Notes: Designing for Productive Failure



Citekey: @kapur2012

Kapur, M., & Bielaczyc, K. (2012). Designing for Productive Failure. Journal of the Learning Sciences, 21(1), 45–83. doi:10.108010508406.2011.591717


the design principles undergirding productive failure (PF; M. Kapur, 2008). (p. 3)

(a) PF, in which students collaboratively solved complex problems on average speed without any instructional support or scaffolds up until a teacher-led consolidation; or (b) direct instruction (DI), in which the teacher provided strong instructional support, scaffolding, and feedback (p. 3)

Findings suggested that although PF students generated a diversity of linked representations and methods for solving the complex problems, they were ultimately unsuccessful in their problem-solving efforts. Yet despite seemingly failing in their problem-solving efforts, PF students significantly outperformed DI students on the well-structured and complex problems on the posttest. (p. 3)

greater representation flexibility (p. 3)

instructional structure is designed to constrain or reduce the degrees of freedom in problem-solving activities (Wood, Bruner, & Ross, 1976), thereby increasing the likelihood of novices achieving performance success. Indeed, a vast body of research supports the efficacy of such an approach. (p. 4)

the role of failure in learning and problem solving, much as it is intuitively compelling, remains largely underdetermined and underresearched by comparison (p. 4)

In contrast, the role of failure in learning and problem solving, much as it is intuitively compelling, remains largely underdetermined and underresearched by comparison (Clifford, 1984; Schmidt & Bjork, 1992). (p. 4)

our work is grounded in the belief that engaging novices to try, and even fail, at tasks that are beyond their skills and abilities can, under certain conditions, be productive for developing deeper understandings. (p. 4)


Several scholars and research programs have spoken to the role of failure in learning and problem solving (Clifford, 1984). (p. 4)

Schmidt and Bjork (1992) reviewed methods used in the training of motor and verbal skills. (p. 4)

the notion of “desirable difficulties” (p. 4)

research on impasse-driven learning (Van Lehn, Siler, Murray, Yamauchi, & Baggett, 2003) in coached problem-solving situations provides strong evidence for the role of failure in learning.

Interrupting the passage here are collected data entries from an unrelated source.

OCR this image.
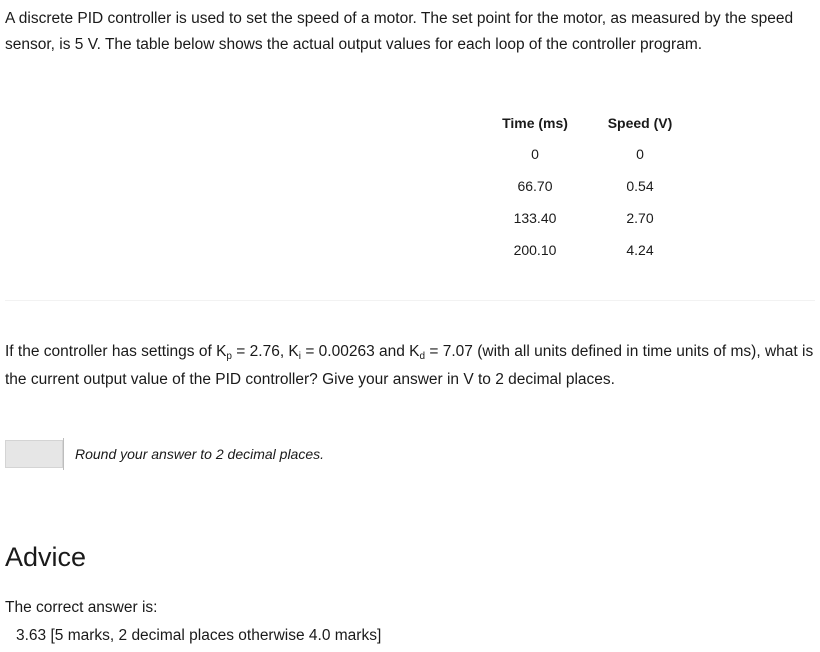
A discrete PID controller is used to set the speed of a motor. The set point for the motor, as measured by the speed sensor, is 5 V. The table below shows the actual output values for each loop of the controller program.

Time (ms)	Speed (V)
0	0
66.70	0.54
133.40	2.70
200.10	4.24

If the controller has settings of $K_p = 2.76$, $K_i = 0.00263$ and $K_d = 7.07$ (with all units defined in time units of ms), what is the current output value of the PID controller? Give your answer in V to 2 decimal places.

Round your answer to 2 decimal places.
Advice
The correct answer is:
3.63 [5 marks, 2 decimal places otherwise 4.0 marks]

Successful learning of a principle (e.g., a concept, a physical law) was associated with events when students reached an impasse during problem solving. (p. 5)

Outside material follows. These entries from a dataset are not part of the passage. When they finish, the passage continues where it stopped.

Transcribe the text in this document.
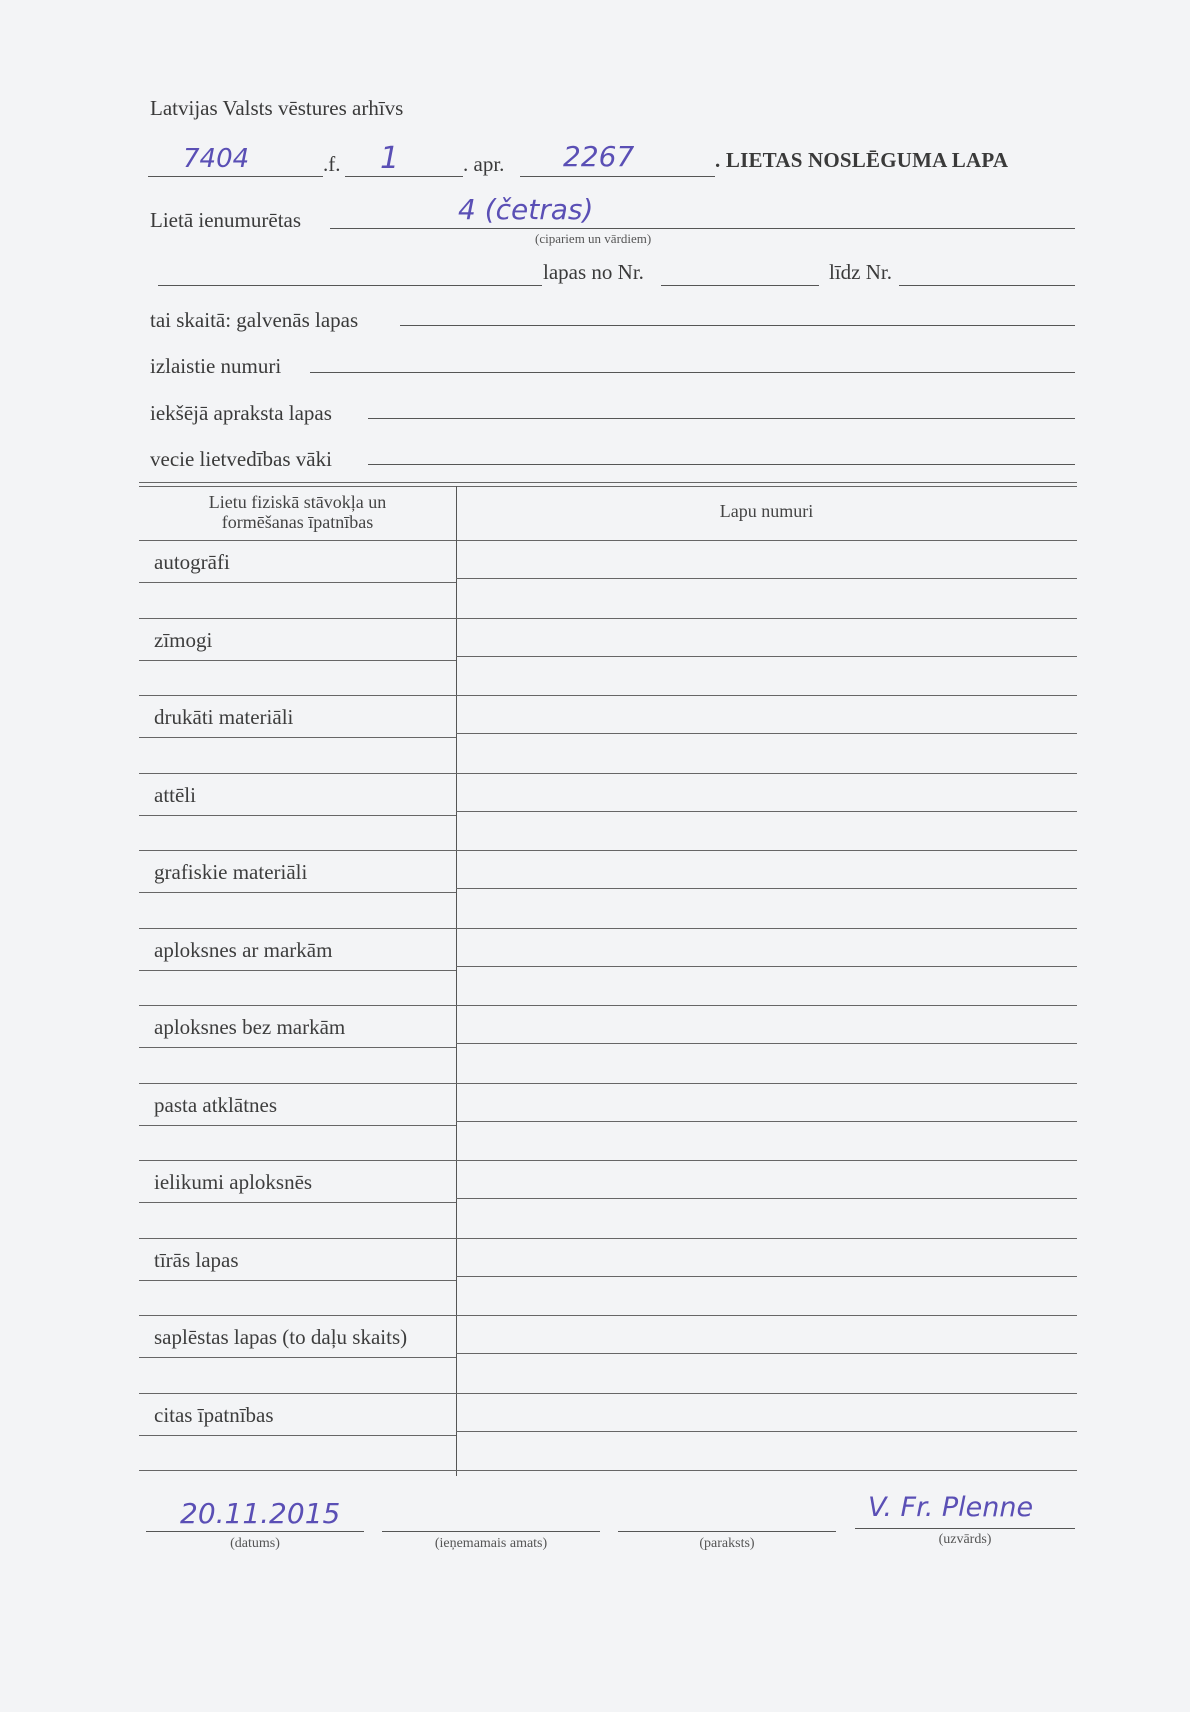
Latvijas Valsts vēstures arhīvs
7404	.f. 1	. apr. 2267	. LIETAS NOSLĒGUMA LAPA
Lietā ienumurētas	4 (četras)
(cipariem un vārdiem)
lapas no Nr.	līdz Nr.
tai skaitā: galvenās lapas
izlaistie numuri
iekšējā apraksta lapas
vecie lietvedības vāki
Lietu fiziskā stāvokļa un formēšanas īpatnības
Lapu numuri
autogrāfi
zīmogi
drukāti materiāli
attēli
grafiskie materiāli
aploksnes ar markām
aploksnes bez markām
pasta atklātnes
ielikumi aploksnēs
tīrās lapas
saplēstas lapas (to daļu skaits)
citas īpatnības
20.11.2015
(datums)	(ieņemamais amats)	(paraksts)
V. Fr. Plenne
(uzvārds)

Impasse means a situation of deadlock.. Quite relevant to Promisingness .. Or the opposite side (p. 5)

impasse-driven learning (p. 5)

Van Lehn et al.’s (2003) findings suggest that it may well be more productive to delay that structure up until the student reaches an impasse—a form of failure—and is subsequently unable to generate an adequate way forward. (p. 5)

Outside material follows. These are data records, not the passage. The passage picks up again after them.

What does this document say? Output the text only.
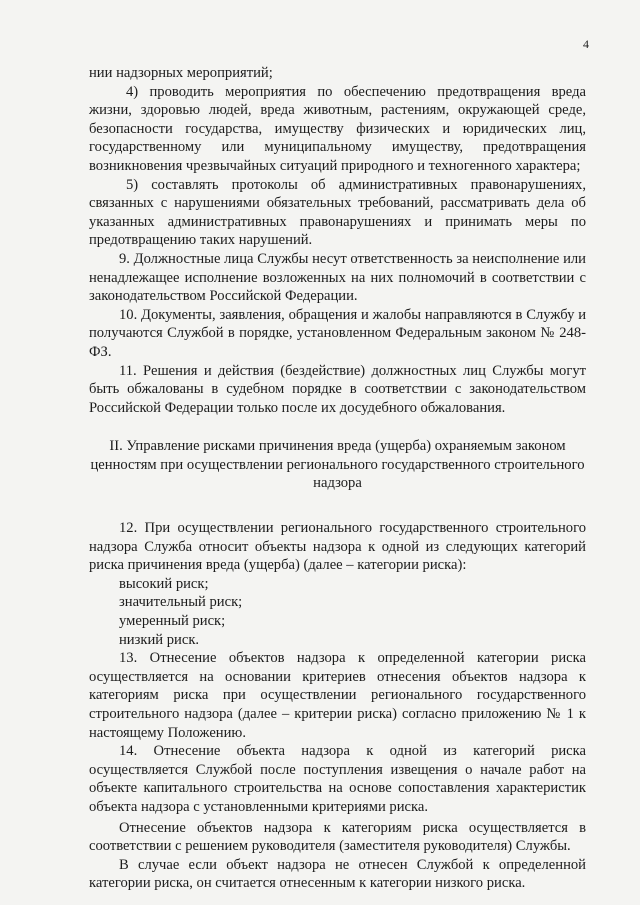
4

нии надзорных мероприятий;

4) проводить мероприятия по обеспечению предотвращения вреда жизни, здоровью людей, вреда животным, растениям, окружающей среде, безопасности государства, имуществу физических и юридических лиц, государственному или муниципальному имуществу, предотвращения возникновения чрезвычайных ситуаций природного и техногенного характера;

5) составлять протоколы об административных правонарушениях, связанных с нарушениями обязательных требований, рассматривать дела об указанных административных правонарушениях и принимать меры по предотвращению таких нарушений.

9. Должностные лица Службы несут ответственность за неисполнение или ненадлежащее исполнение возложенных на них полномочий в соответствии с законодательством Российской Федерации.

10. Документы, заявления, обращения и жалобы направляются в Службу и получаются Службой в порядке, установленном Федеральным законом № 248-ФЗ.

11. Решения и действия (бездействие) должностных лиц Службы могут быть обжалованы в судебном порядке в соответствии с законодательством Российской Федерации только после их досудебного обжалования.

II. Управление рисками причинения вреда (ущерба) охраняемым законом ценностям при осуществлении регионального государственного строительного надзора

12. При осуществлении регионального государственного строительного надзора Служба относит объекты надзора к одной из следующих категорий риска причинения вреда (ущерба) (далее – категории риска):

высокий риск;

значительный риск;

умеренный риск;

низкий риск.

13. Отнесение объектов надзора к определенной категории риска осуществляется на основании критериев отнесения объектов надзора к категориям риска при осуществлении регионального государственного строительного надзора (далее – критерии риска) согласно приложению № 1 к настоящему Положению.

14. Отнесение объекта надзора к одной из категорий риска осуществляется Службой после поступления извещения о начале работ на объекте капитального строительства на основе сопоставления характеристик объекта надзора с установленными критериями риска.

Отнесение объектов надзора к категориям риска осуществляется в соответствии с решением руководителя (заместителя руководителя) Службы.

В случае если объект надзора не отнесен Службой к определенной категории риска, он считается отнесенным к категории низкого риска.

What is differnt for promisingness is it asks students themselves to find the way out, rather than merely allowing them to experience such impasse for later structure or direct instruction. This is very differnt. (p. 5)

Schwartz and Martin (2004). In a sequence of design experiments on the teaching of descriptive statistics to intellectually advanced students, Schwartz and Martin demonstrated an existence proof for the hidden efficacy of invention activities when such activities preceded DI (e.g., lectures), despite such activities failing to produce canonical conceptions and solutions during the invention phase. (p. 5)

Kapur’s (2008) work on PF adds further weight to the role of failure in learning and problem solving. (p. 5)

Kapur examined students solving complex, ill-structured problems without the provision of any external support structures. (p. 5)

Kapur (2008) argued that delaying the structure received by students from the ill-structured groups (who solved ill-structured problems collaboratively followed by well-structured problems individually) helped them discern how to structure an ill-structured problem, thereby facilitating a spontaneous transfer of problemsolving skills. (p. 6)

a growing body of research that emphasizes the need to understand conditions under which delaying structure during instruction can enhance learning (e.g., diSessa, Hammer, Sherin, & Kolpakowski, 1991; Lesh & Doerr, 2003; Slamecka & Graf, 1978). (p. 6)

These studies, however, indicate more than simply a delay of instructional structure. They also underscore the presence of desirable difficulties and productive learner activity in solving problems. (p. 6)

It is this interest in what is present, that is, the features of productive learner activity (even if it results in “failure”), that forms the core of our work. (p. 6)


The literature provides insight into why providing instructional structure too early in the problem-solving process can be problematic. (p. 6)

First, students often do not have the necessary prior knowledge differentiation to be able to discern and understand the affordances of domain-specific representations and methods given during DI (e.g., Schwartz & Martin, 2004; for a similar argument applied to perceptual learning, see Garner, 1974; Gibson & Gibson, 1955). Second, when concepts, representations, and methods are presented in a well-assembled, structured manner during DI, students may not understand why those concepts, representations, and methods are assembled in the way that they are (Anderson, 2000; Chi, Glaser, & Farr, 1988; diSessa et al., 1991; Schwartz & Bransford, 1998). (p. 6)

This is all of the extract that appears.